The veteran officers and their families all called her “the Grandma of the POA.” She comforted the families of fallen officers, organized fundraisers for officers’ kids.
As executive director of the powerful San Jose Police Officers’ Association—the labor union for sworn law enforcement personnel in the nation’s 10th largest city—she ran the small office just up 4th Street from the Smoking Pig BBQ, keeping the books, managing snail mail and email, fielding calls and requests for nearly two decades.
Then early this year, Homeland Security knocked on the door. And the world of Joanne Marian Segovia went into a tailspin.
The 64-year-old union official—who is a civilian, not a police officer—last week was arraigned on a federal felony charge of attempted unlawful importing of a deadly opioid, valeryl fentanyl, which carries a maximum sentence of 20 years in prison.

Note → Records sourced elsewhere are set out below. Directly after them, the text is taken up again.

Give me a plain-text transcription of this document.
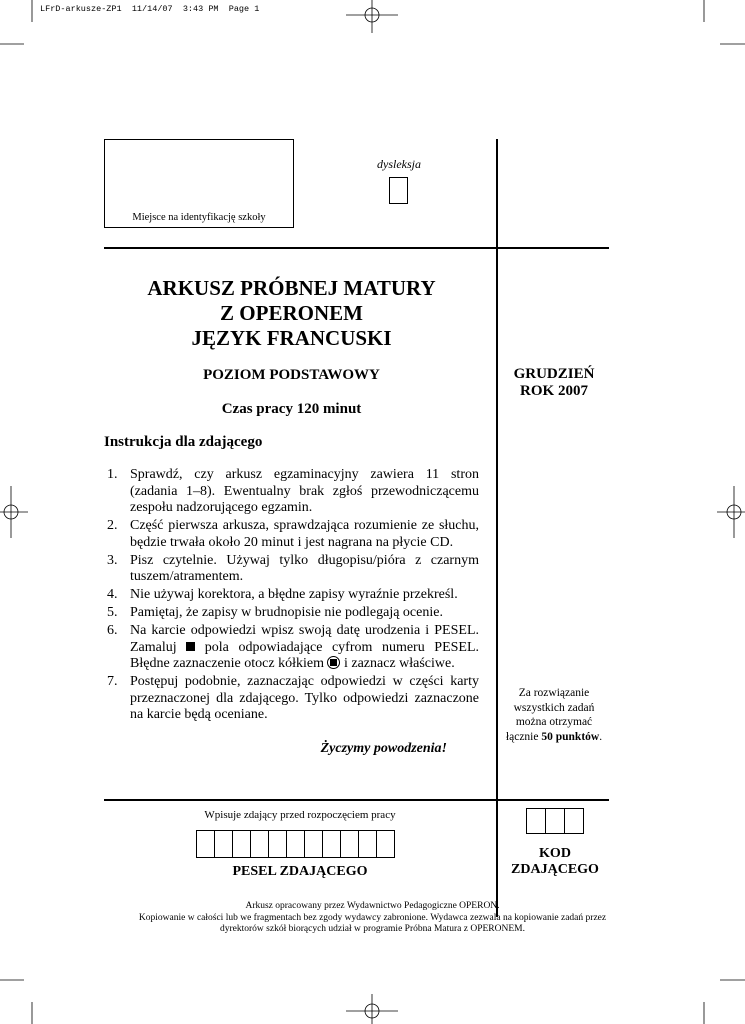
LFrD-arkusze-ZP1  11/14/07  3:43 PM  Page 1
Miejsce na identyfikację szkoły
dysleksja
ARKUSZ PRÓBNEJ MATURY
Z OPERONEM
JĘZYK FRANCUSKI
POZIOM PODSTAWOWY
Czas pracy 120 minut
GRUDZIEŃ
ROK 2007
Instrukcja dla zdającego
1. Sprawdź, czy arkusz egzaminacyjny zawiera 11 stron (zadania 1–8). Ewentualny brak zgłoś przewodniczącemu zespołu nadzorującego egzamin.
2. Część pierwsza arkusza, sprawdzająca rozumienie ze słuchu, będzie trwała około 20 minut i jest nagrana na płycie CD.
3. Pisz czytelnie. Używaj tylko długopisu/pióra z czarnym tuszem/atramentem.
4. Nie używaj korektora, a błędne zapisy wyraźnie przekreśl.
5. Pamiętaj, że zapisy w brudnopisie nie podlegają ocenie.
6. Na karcie odpowiedzi wpisz swoją datę urodzenia i PESEL. Zamaluj pola odpowiadające cyfrom numeru PESEL. Błędne zaznaczenie otocz kółkiem i zaznacz właściwe.
7. Postępuj podobnie, zaznaczając odpowiedzi w części karty przeznaczonej dla zdającego. Tylko odpowiedzi zaznaczone na karcie będą oceniane.
Życzymy powodzenia!
Za rozwiązanie
wszystkich zadań
można otrzymać
łącznie 50 punktów.
Wpisuje zdający przed rozpoczęciem pracy
PESEL ZDAJĄCEGO
KOD
ZDAJĄCEGO
Arkusz opracowany przez Wydawnictwo Pedagogiczne OPERON.
Kopiowanie w całości lub we fragmentach bez zgody wydawcy zabronione. Wydawca zezwala na kopiowanie zadań przez
dyrektorów szkół biorących udział w programie Próbna Matura z OPERONEM.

The union’s elected board gave her a leave of absence—innocent until proven guilty, after all. But the union, fearful of appearances and concern about any possibility of union involvement, also was quick to distance itself from the case:
“Last Friday [March 24] we were informed by federal authorities that one of our civilian employees was under investigation for distribution of a controlled substance and the POA has been fully and completely cooperating with the federal authorities as they continue their investigation,” union spokesman Tom Saggau wrote in an email response to a Metro inquiry. “The POA immediately placed the civilian employee on leave and as is standard procedure cut off all access to the POA. No additional individual at the POA is involved or had prior knowledge of the alleged acts. The board of directors is saddened and disappointed at hearing this news and we have pledged to provide our full support to the investigative authorities.”

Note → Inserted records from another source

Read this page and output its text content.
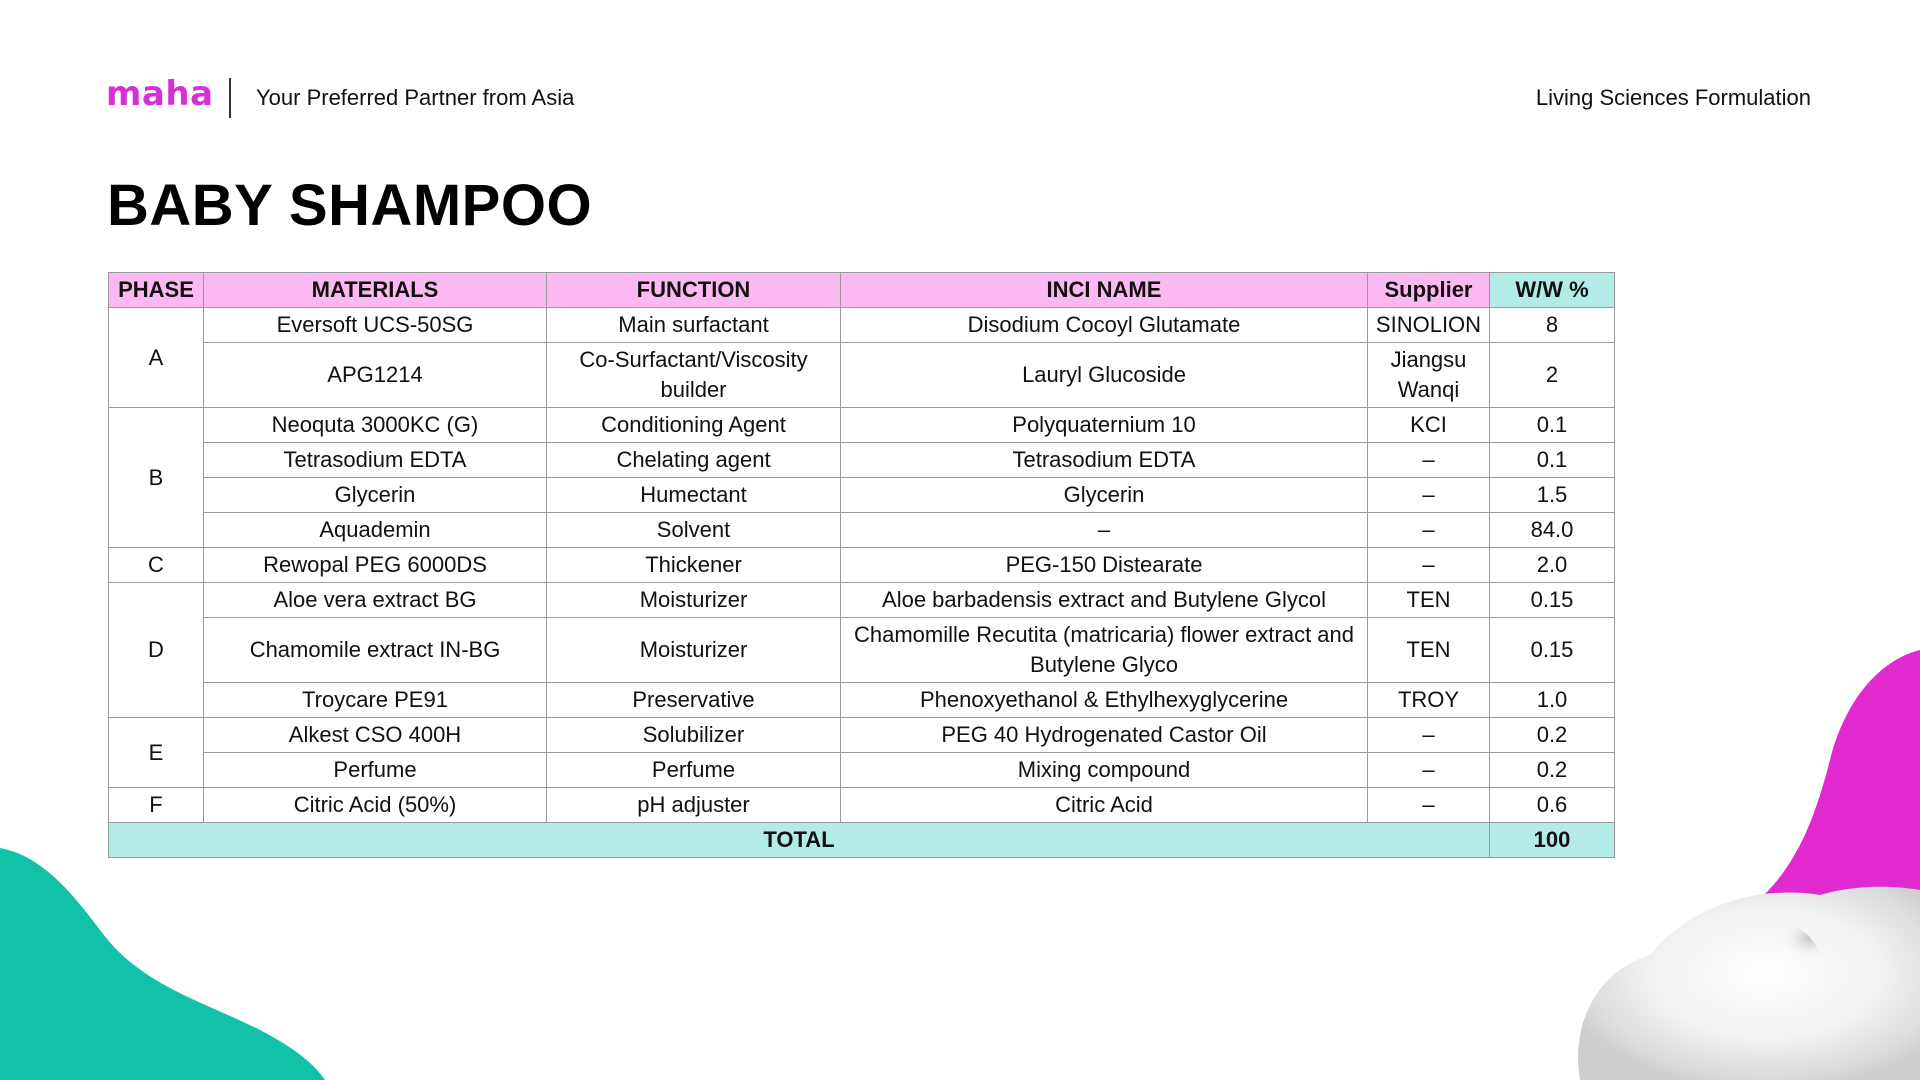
maha Your Preferred Partner from Asia	Living Sciences Formulation
BABY SHAMPOO
PHASE	MATERIALS	FUNCTION	INCI NAME	Supplier	W/W %
A	Eversoft UCS-50SG	Main surfactant	Disodium Cocoyl Glutamate	SINOLION	8
	APG1214	Co-Surfactant/Viscosity builder	Lauryl Glucoside	Jiangsu Wanqi	2
B	Neoquta 3000KC (G)	Conditioning Agent	Polyquaternium 10	KCI	0.1
	Tetrasodium EDTA	Chelating agent	Tetrasodium EDTA	–	0.1
	Glycerin	Humectant	Glycerin	–	1.5
	Aquademin	Solvent	–	–	84.0
C	Rewopal PEG 6000DS	Thickener	PEG-150 Distearate	–	2.0
D	Aloe vera extract BG	Moisturizer	Aloe barbadensis extract and Butylene Glycol	TEN	0.15
	Chamomile extract IN-BG	Moisturizer	Chamomille Recutita (matricaria) flower extract and Butylene Glyco	TEN	0.15
	Troycare PE91	Preservative	Phenoxyethanol & Ethylhexyglycerine	TROY	1.0
E	Alkest CSO 400H	Solubilizer	PEG 40 Hydrogenated Castor Oil	–	0.2
	Perfume	Perfume	Mixing compound	–	0.2
F	Citric Acid (50%)	pH adjuster	Citric Acid	–	0.6
TOTAL					100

On March 27, the day the complaint against Segovia was filed in U.S. District Court in San Jose, the union switched banks, from Morgan Stanley/Smith Barney to California Bank & Trust, for a political action committee it sponsored to collect and spend nearly $1 million on the unsuccessful mayoral campaign of its favorite pro-union local politician, Santa Clara County Supervisor Cindy Chavez.

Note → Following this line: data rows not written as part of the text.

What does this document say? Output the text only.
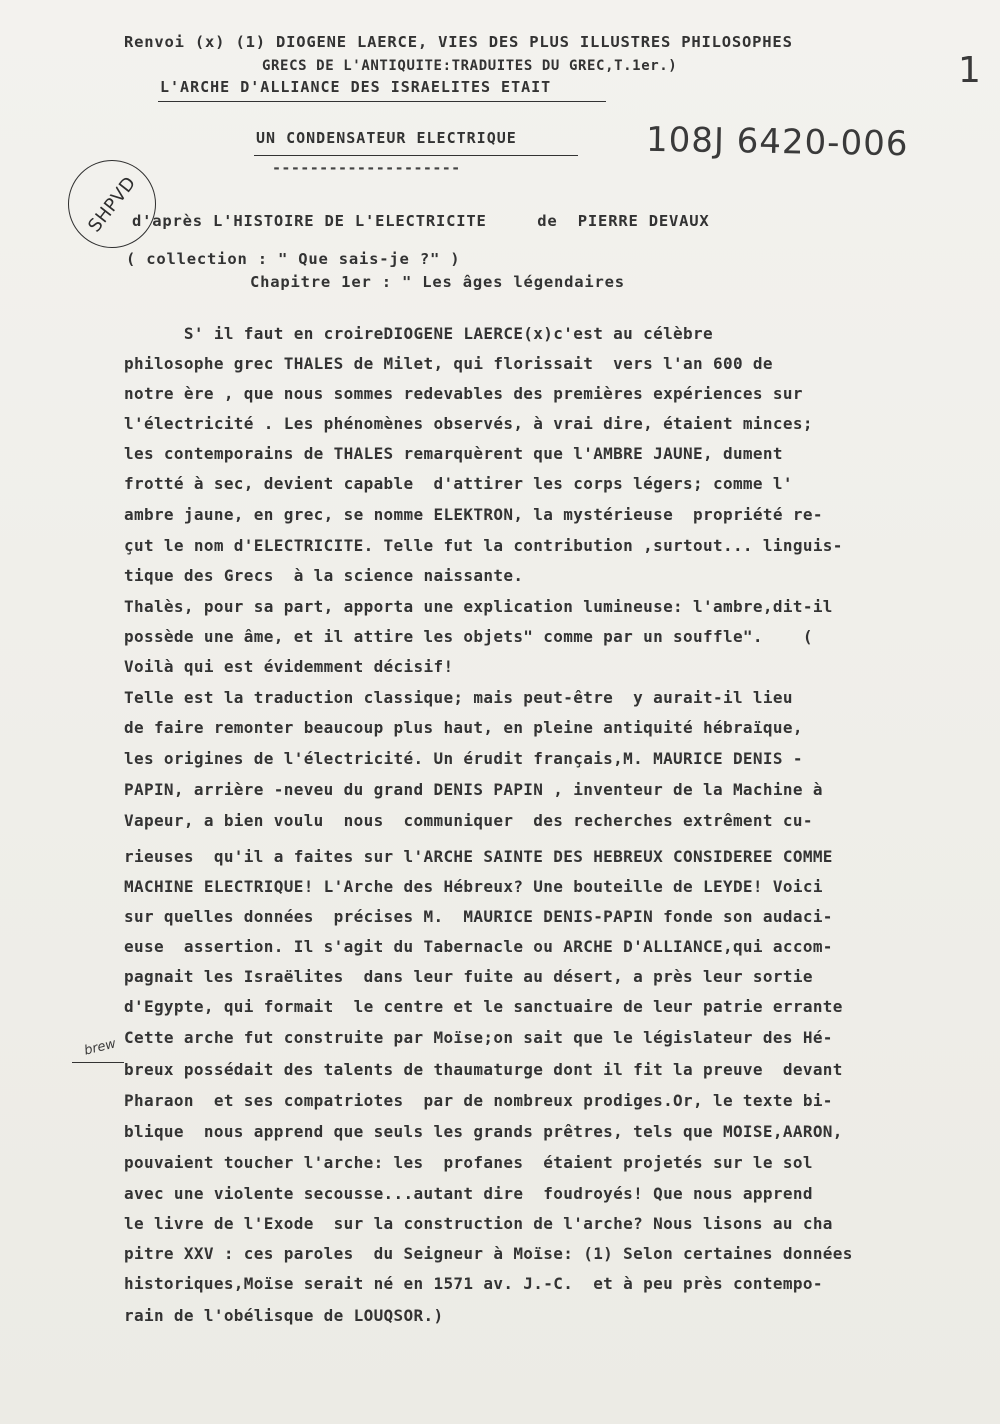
Renvoi (x) (1) DIOGENE LAERCE, VIES DES PLUS ILLUSTRES PHILOSOPHES
GRECS DE L'ANTIQUITE:TRADUITES DU GREC,T.1er.)	1
L'ARCHE D'ALLIANCE DES ISRAELITES ETAIT
UN CONDENSATEUR ELECTRIQUE
--------------------
108J 6420-006
SHPVD
d'après L'HISTOIRE DE L'ELECTRICITE     de  PIERRE DEVAUX
( collection : " Que sais-je ?" )
Chapitre 1er : " Les âges légendaires
S' il faut en croireDIOGENE LAERCE(x)c'est au célèbre
philosophe grec THALES de Milet, qui florissait  vers l'an 600 de
notre ère , que nous sommes redevables des premières expériences sur
l'électricité . Les phénomènes observés, à vrai dire, étaient minces;
les contemporains de THALES remarquèrent que l'AMBRE JAUNE, dument
frotté à sec, devient capable  d'attirer les corps légers; comme l'
ambre jaune, en grec, se nomme ELEKTRON, la mystérieuse  propriété re-
çut le nom d'ELECTRICITE. Telle fut la contribution ,surtout... linguis-
tique des Grecs  à la science naissante.
Thalès, pour sa part, apporta une explication lumineuse: l'ambre,dit-il
possède une âme, et il attire les objets" comme par un souffle".    (
Voilà qui est évidemment décisif!
Telle est la traduction classique; mais peut-être  y aurait-il lieu
de faire remonter beaucoup plus haut, en pleine antiquité hébraïque,
les origines de l'électricité. Un érudit français,M. MAURICE DENIS -
PAPIN, arrière -neveu du grand DENIS PAPIN , inventeur de la Machine à
Vapeur, a bien voulu  nous  communiquer  des recherches extrêment cu-
rieuses  qu'il a faites sur l'ARCHE SAINTE DES HEBREUX CONSIDEREE COMME
MACHINE ELECTRIQUE! L'Arche des Hébreux? Une bouteille de LEYDE! Voici
sur quelles données  précises M.  MAURICE DENIS-PAPIN fonde son audaci-
euse  assertion. Il s'agit du Tabernacle ou ARCHE D'ALLIANCE,qui accom-
pagnait les Israëlites  dans leur fuite au désert, a près leur sortie
d'Egypte, qui formait  le centre et le sanctuaire de leur patrie errante
Cette arche fut construite par Moïse;on sait que le législateur des Hé-
breux possédait des talents de thaumaturge dont il fit la preuve  devant
Pharaon  et ses compatriotes  par de nombreux prodiges.Or, le texte bi-
blique  nous apprend que seuls les grands prêtres, tels que MOISE,AARON,
pouvaient toucher l'arche: les  profanes  étaient projetés sur le sol
avec une violente secousse...autant dire  foudroyés! Que nous apprend
le livre de l'Exode  sur la construction de l'arche? Nous lisons au cha
pitre XXV : ces paroles  du Seigneur à Moïse: (1) Selon certaines données
historiques,Moïse serait né en 1571 av. J.-C.  et à peu près contempo-
rain de l'obélisque de LOUQSOR.)
brew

Segovia, according to federal prosecutors, used her office computers and on at least one occasion the union’s UPS account to buy and distribute thousands of dollars of illegal opioids.
Her actions got caught up in an international investigation by Homeland Security of sales of fentanyl and other synthetic opioids like tramadol and tapentadol from various cities in the Far East and Eastern Europe. Investigators said that between October 2015 and January 2023, Segovia had at least 61 shipments mailed to her home that originated from Hong Kong, India, Singapore and Hungary, in boxes variously labeled as a clock, makeup, chocolates and wedding party favors.
She let Homeland Security look at her WhatsApp account, which was encrypted. There they found a treasure trove of logistics, hundreds of messages for receiving and sending shipments of pills, some more recently using a phone with an India country code, and including hundreds of pictures of tablets, shipping labels, packaging, payment receipts and payment confirmations.
She tried to pass off the drug buys—which she called supplements—and then tried to blame the operation on a woman she identified as a housekeeper and family friend, who she said had impersonated her on WhatsApp. Then she refused to give the feds access to her CashApp account.
They didn’t buy it.
Fentanyl is described by the Drug Enforcement Administration as “a potent synthetic opioid drug approximately 100 times more potent than morphine and 50 times more potent than heroin.” Federal health officials said more than three-fourths of the 100,000 drug overdose deaths each year in the U.S. are attributable to fentanyl.
San Jose Mayor Matt Mahan was outraged. “This is an incredibly disturbing allegation,” he said in a statement to media. “No one is above the law, regardless of who their employer is. I want to thank U.S. Attorney Ramsey and his colleagues for aggressively pursuing the sources of fentanyl coming into our communities and holding drug dealers accountable.”
The story made headlines across the country: CNN, NBC, AP. The union is picking up the embarrassing pieces of this puzzling case.